We happened upon this massive park completely by chance when I was still a toddler and my family lived in Georgia. My mother won tickets to a country music festival there by calling a radio station and telling them who Reba McEntire's husband was, so we packed up and went down for the weekend in a small-enough-to-touch-feet camper to enjoy our prize. My parents loved it so much they bought a lifetime membership and it became the site of our annual family trips.

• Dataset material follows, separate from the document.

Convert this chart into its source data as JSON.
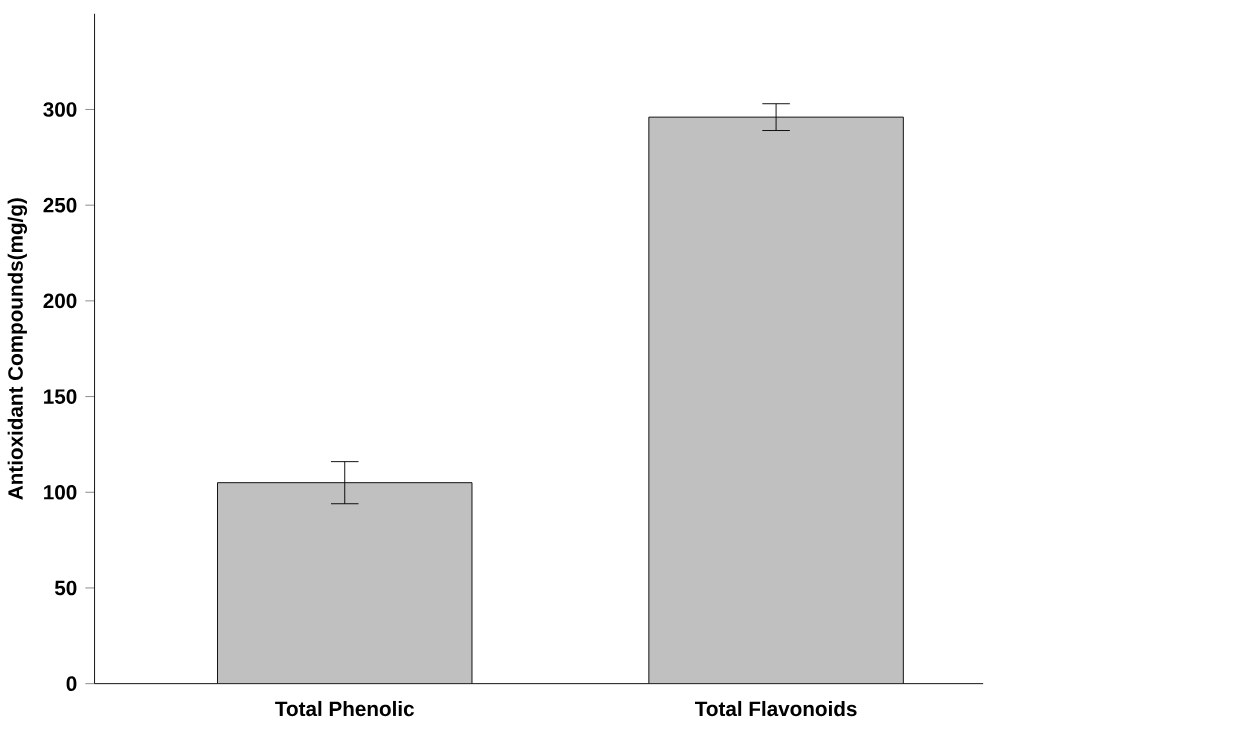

When we moved to Florida in 1999 and the four-hour drive there shortened to just an hour and a half, we found ourselves driving there more and more. We upgraded from the small camper to a camper we could live out of and then to a now-well-used RV as our Suwannee trips grew in number. By my estimate, we travel there 8-10 times per year at the very least for festivals, holiday weekends, and any other weekends we feel like leaving the suburbs for this little slice of nature the park owners carved out just enough space inside of to bring in motorhomes, campers, and stages for music festivals.



At first, I didn't care much for the Suwannee. I'd grown up a spoiled girl with arachnophobia and here my parents were, plucking me down in a place with few toys and lots of spiders. Trip after trip after trip went like this until I suddenly realized how much I loved jumping on the golf cart to ride around the grounds and see the sights. Before my anemia made the journey too painful for me, I used to go on two-mile walks on familiar trails just to see all the sights, people, and quirks in nature like trees decorated with underwear and shoes.



The park has Internet and cell phone coverage, so it's not a complete disconnect. However, both are unreliable at the best of times and practically unusable at 25,000-people events like the Wanee music festival, so going to the Suwannee can mean putting away technology for a while for an unintentional tech detox. More often than not, going to the Suwannee means reading a lot of books, be they print books or ebooks. On one particular trip, I read four novels twice each over the course of three days; on another, I read three in a single night. I'm a reader by heart, but this kind of productivity is exclusive to the Suwannee because technology's hold on me is so much weaker.

One of my best memories of the Suwannee happened around a year and a half ago during a weekend getaway for a family friend's wedding in the park. After all the festivities, I "hijacked" our personal golf cart and took it for a ride even though I lacked the driver's license needed to do so. On its charge, I weaved through forest trails thousands of other golf carts had worn down, tried one or two most golf carts would never be powerful enough to traverse, came far too close to the giant webs of many, many spiders, and ended up outside a horse stable that had been abandoned for years. Gnat-like creatures jumped at my ankles from the overgrown grass, but I parked the cart right there and started reading a novel that ended up being one of my favorites.



Now that I'm in college and don't have the time, money, or opportunities to go to the Suwannee as much as I'd like to, it has become even more precious of a place to me. When I go home for quick holidays or the summer, my parents and I always make sure to make a trip out there just to soak up the atmosphere, drive around on the golf cart to see the sights, and simply laze around in a place far more peaceful than our own household.

Leaving is always a sad event, but it has been years since I didn't feel restored upon driving out the gate to start our journey home.